Jorge Bedouret aseguró que el ataque "fue más casual que otra cosa" y que no es consecuencia "del ejercicio profesional".

El abogado penalista Jorge Bedouret, quien fuera atacado a balazos el pasado sábado en la zona sur de Rosario, admitió que en su profesión cometen "algunas imprudencias" en ciertas ocasiones,
"Fui a buscar un cliente en la zona sur y sufrí un asalto. Fue una convocatoria a un lugar de reunión que no resultó veraz", comenzó narrando desde la cama de hospital, donde se recupera de las heridas provocadas por los tres balazos que recibió en las piernas. "Estamos habituados a encontrarnos con personas que no son habituales para la civilidad rosarina, los abogados que estamos en el derecho penal solemos hacer este tipo de visita", se justificó.

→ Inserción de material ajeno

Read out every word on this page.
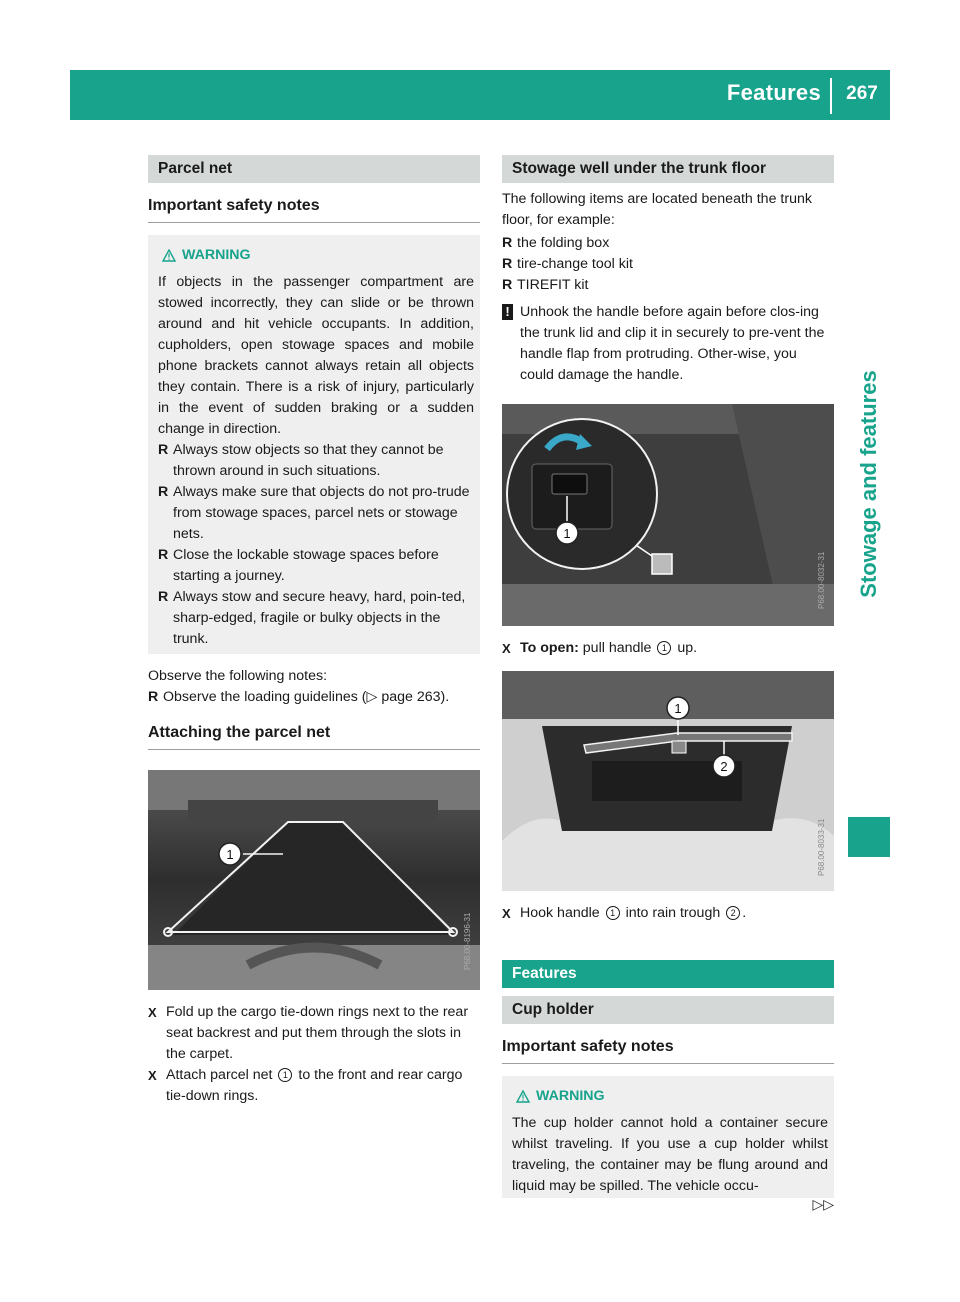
Features	267
Stowage and features
Parcel net
Important safety notes
WARNING

If objects in the passenger compartment are stowed incorrectly, they can slide or be thrown around and hit vehicle occupants. In addition, cupholders, open stowage spaces and mobile phone brackets cannot always retain all objects they contain. There is a risk of injury, particularly in the event of sudden braking or a sudden change in direction.

R Always stow objects so that they cannot be thrown around in such situations.
R Always make sure that objects do not pro-trude from stowage spaces, parcel nets or stowage nets.
R Close the lockable stowage spaces before starting a journey.
R Always stow and secure heavy, hard, poin-ted, sharp-edged, fragile or bulky objects in the trunk.

Observe the following notes:

R Observe the loading guidelines (▷ page 263).
Attaching the parcel net
1
P68.00-8196-31
X Fold up the cargo tie-down rings next to the rear seat backrest and put them through the slots in the carpet.
X Attach parcel net 1 to the front and rear cargo tie-down rings.
Stowage well under the trunk floor

The following items are located beneath the trunk floor, for example:

R the folding box
R tire-change tool kit
R TIREFIT kit
! Unhook the handle before again before clos-ing the trunk lid and clip it in securely to pre-vent the handle flap from protruding. Other-wise, you could damage the handle.
1
P68.00-8032-31
X To open: pull handle 1 up.
1
2
P68.00-8033-31
X Hook handle 1 into rain trough 2 .
Features
Cup holder
Important safety notes
WARNING

The cup holder cannot hold a container secure whilst traveling. If you use a cup holder whilst traveling, the container may be flung around and liquid may be spilled. The vehicle occu-

▷▷
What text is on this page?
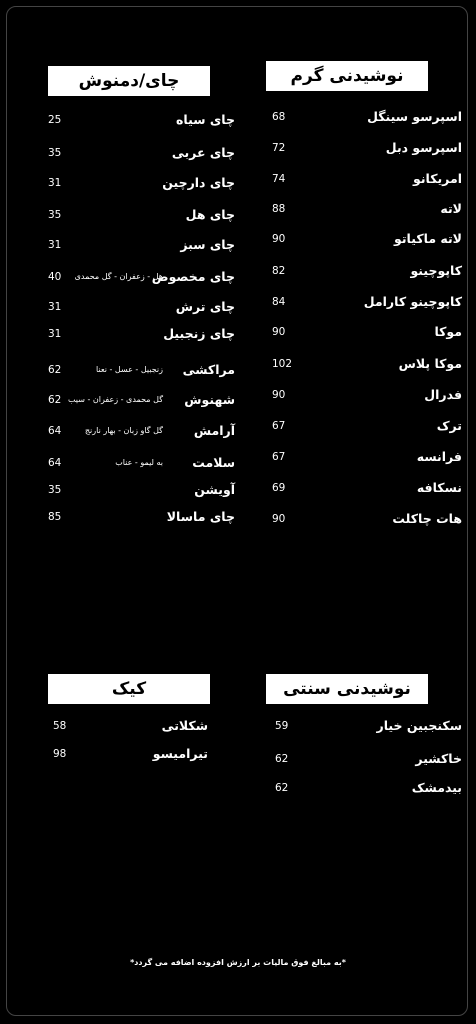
نوشیدنی گرم
چای/دمنوش
نوشیدنی سنتی
کیک
اسپرسو سینگل
68
اسپرسو دبل
72
امریکانو
74
لاته
88
لاته ماکیاتو
90
کاپوچینو
82
کاپوچینو کارامل
84
موکا
90
موکا پلاس
102
فدرال
90
ترک
67
فرانسه
67
نسکافه
69
هات چاکلت
90
چای سیاه
25
چای عربی
35
چای دارچین
31
چای هل
35
چای سبز
31
چای مخصوص
هل - زعفران - گل محمدی
40
چای ترش
31
چای زنجبیل
31
مراکشی
زنجبیل - عسل - نعنا
62
شهنوش
گل محمدی - زعفران - سیب
62
آرامش
گل گاو زبان - بهار نارنج
64
سلامت
به لیمو - عناب
64
آویشن
35
چای ماسالا
85
سکنجبین خیار
59
خاکشیر
62
بیدمشک
62
شکلاتی
58
تیرامیسو
98
*به مبالغ فوق مالیات بر ارزش افزوده اضافه می گردد*
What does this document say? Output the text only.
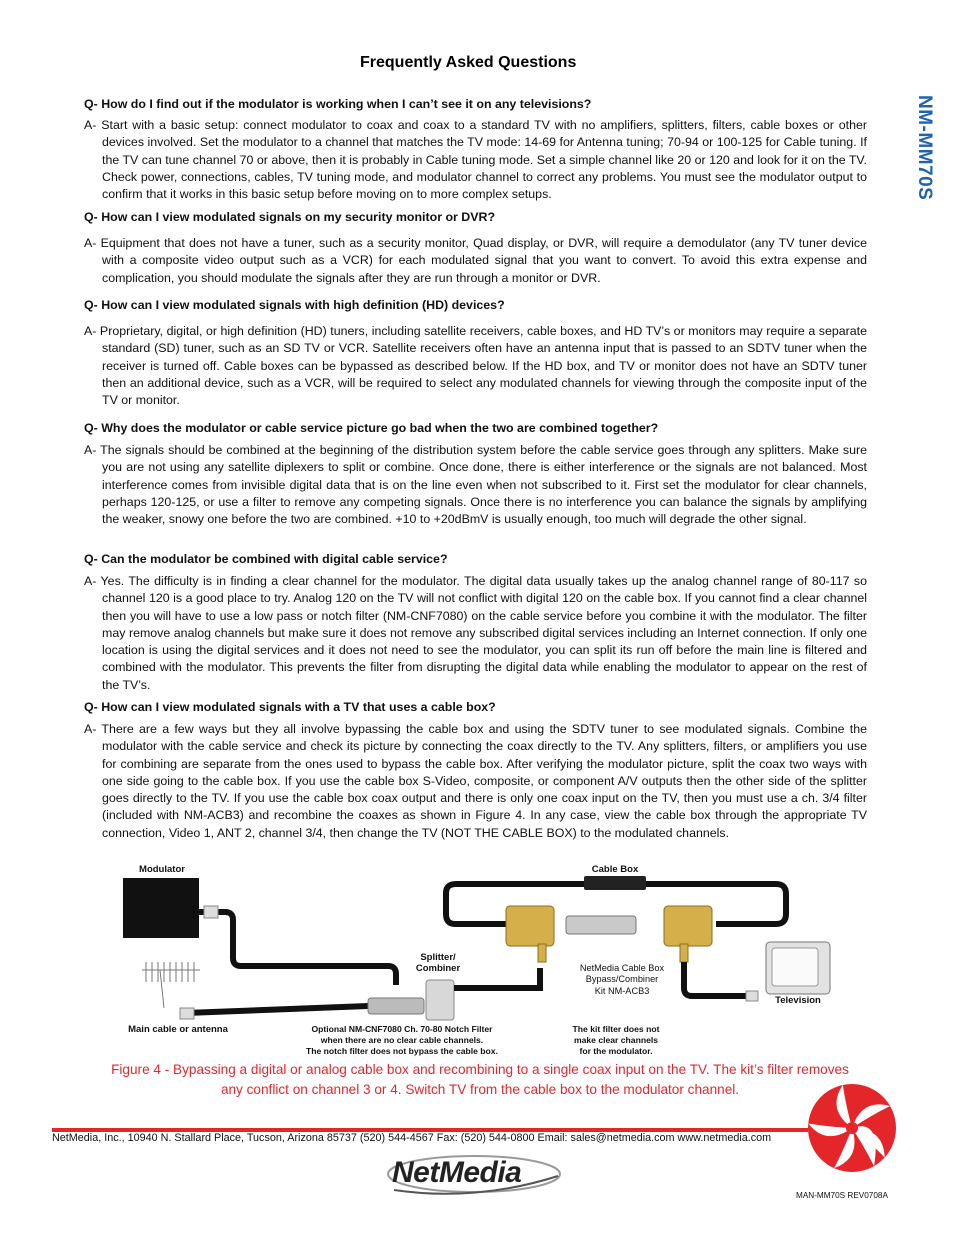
Frequently Asked Questions
NM-MM70S

Q- How do I find out if the modulator is working when I can’t see it on any televisions?

A- Start with a basic setup: connect modulator to coax and coax to a standard TV with no amplifiers, splitters, filters, cable boxes or other devices involved. Set the modulator to a channel that matches the TV mode: 14-69 for Antenna tuning; 70-94 or 100-125 for Cable tuning. If the TV can tune channel 70 or above, then it is probably in Cable tuning mode. Set a simple channel like 20 or 120 and look for it on the TV. Check power, connections, cables, TV tuning mode, and modulator channel to correct any problems. You must see the modulator output to confirm that it works in this basic setup before moving on to more complex setups.

Q- How can I view modulated signals on my security monitor or DVR?

A- Equipment that does not have a tuner, such as a security monitor, Quad display, or DVR, will require a demodulator (any TV tuner device with a composite video output such as a VCR) for each modulated signal that you want to convert. To avoid this extra expense and complication, you should modulate the signals after they are run through a monitor or DVR.

Q- How can I view modulated signals with high definition (HD) devices?

A- Proprietary, digital, or high definition (HD) tuners, including satellite receivers, cable boxes, and HD TV’s or monitors may require a separate standard (SD) tuner, such as an SD TV or VCR. Satellite receivers often have an antenna input that is passed to an SDTV tuner when the receiver is turned off. Cable boxes can be bypassed as described below. If the HD box, and TV or monitor does not have an SDTV tuner then an additional device, such as a VCR, will be required to select any modulated channels for viewing through the composite input of the TV or monitor.

Q- Why does the modulator or cable service picture go bad when the two are combined together?

A- The signals should be combined at the beginning of the distribution system before the cable service goes through any splitters. Make sure you are not using any satellite diplexers to split or combine. Once done, there is either interference or the signals are not balanced. Most interference comes from invisible digital data that is on the line even when not subscribed to it. First set the modulator for clear channels, perhaps 120-125, or use a filter to remove any competing signals. Once there is no interference you can balance the signals by amplifying the weaker, snowy one before the two are combined. +10 to +20dBmV is usually enough, too much will degrade the other signal.

Q- Can the modulator be combined with digital cable service?

A- Yes. The difficulty is in finding a clear channel for the modulator. The digital data usually takes up the analog channel range of 80-117 so channel 120 is a good place to try. Analog 120 on the TV will not conflict with digital 120 on the cable box. If you cannot find a clear channel then you will have to use a low pass or notch filter (NM-CNF7080) on the cable service before you combine it with the modulator. The filter may remove analog channels but make sure it does not remove any subscribed digital services including an Internet connection. If only one location is using the digital services and it does not need to see the modulator, you can split its run off before the main line is filtered and combined with the modulator. This prevents the filter from disrupting the digital data while enabling the modulator to appear on the rest of the TV’s.

Q- How can I view modulated signals with a TV that uses a cable box?

A- There are a few ways but they all involve bypassing the cable box and using the SDTV tuner to see modulated signals. Combine the modulator with the cable service and check its picture by connecting the coax directly to the TV. Any splitters, filters, or amplifiers you use for combining are separate from the ones used to bypass the cable box. After verifying the modulator picture, split the coax two ways with one side going to the cable box. If you use the cable box S-Video, composite, or component A/V outputs then the other side of the splitter goes directly to the TV. If you use the cable box coax output and there is only one coax input on the TV, then you must use a ch. 3/4 filter (included with NM-ACB3) and recombine the coaxes as shown in Figure 4. In any case, view the cable box through the appropriate TV connection, Video 1, ANT 2, channel 3/4, then change the TV (NOT THE CABLE BOX) to the modulated channels.

Modulator	Cable Box
Splitter/
Combiner	NetMedia Cable Box
Bypass/Combiner
Kit NM-ACB3
Television
Main cable or antenna	Optional NM-CNF7080 Ch. 70-80 Notch Filter
when there are no clear cable channels.
The notch filter does not bypass the cable box.
The kit filter does not
make clear channels
for the modulator.
Figure 4 - Bypassing a digital or analog cable box and recombining to a single coax input on the TV. The kit’s filter removes any conflict on channel 3 or 4. Switch TV from the cable box to the modulator channel.
NetMedia, Inc., 10940 N. Stallard Place, Tucson, Arizona 85737 (520) 544-4567 Fax: (520) 544-0800 Email: sales@netmedia.com www.netmedia.com
NetMedia
MAN-MM70S REV0708A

Bedouret sostuvo que los penalistas tienen "el orgullo de salvar a muchos chicos que están con problemas con la ley penal y en un porcentaje altísimo logramos separarlos del delito. Y a veces cometemos algunas imprudencias".
Dijo que no tiene "una idea concreta" de lo que ocurrió el sábado después del mediodía, cuando fue atacado en la ruta provincial 18. "Este intento fue más casual que otra cosa y que no viene del ejercicio profesional", indicó.
El abogado manifestó en diálogo con Canal 5 que tanto él como su equipo de trabajo desempeñan su tarea "para mejorarle la vida a la gente. En mi larga vida profesional jamás nos hemos quedado con plata de nadie, jamás hemos traicionado a nadie, jamás hemos dado una palabra y no la hemos cumplido. Yo no encuentro un vínculo de venganza de algún cliente mio. No puedo hablar de la venganza de algún rival, alguien que perdió un juicio contra nosotros, despierte la violencia contra nosotros. Yo prefiero vivir con miedo y no con vergüenza".
Bedouret narró que, en el momento del ataque, advirtió que "en el tórax y en la cabeza no tenía ninguna herida. Eso me dejó respirar con alguna regularidad, se me empezó a secar la garganta y me comencé a deshidratar. Se llenó mi auto de sangre. Sabía que a diez kilómetros estaba mi destino. Pensé: a 60 kilómetros llego en diez minutos. Estaba seguro que iba a llegar".
"Pensé en mi familia, en las personas que quiero, en la gente que trabaja conmigo, eso me dio un impulso espiritual. Sentí algo de alegría porque si uno tiene siete vidas me quedaban seis todavía", afirmó.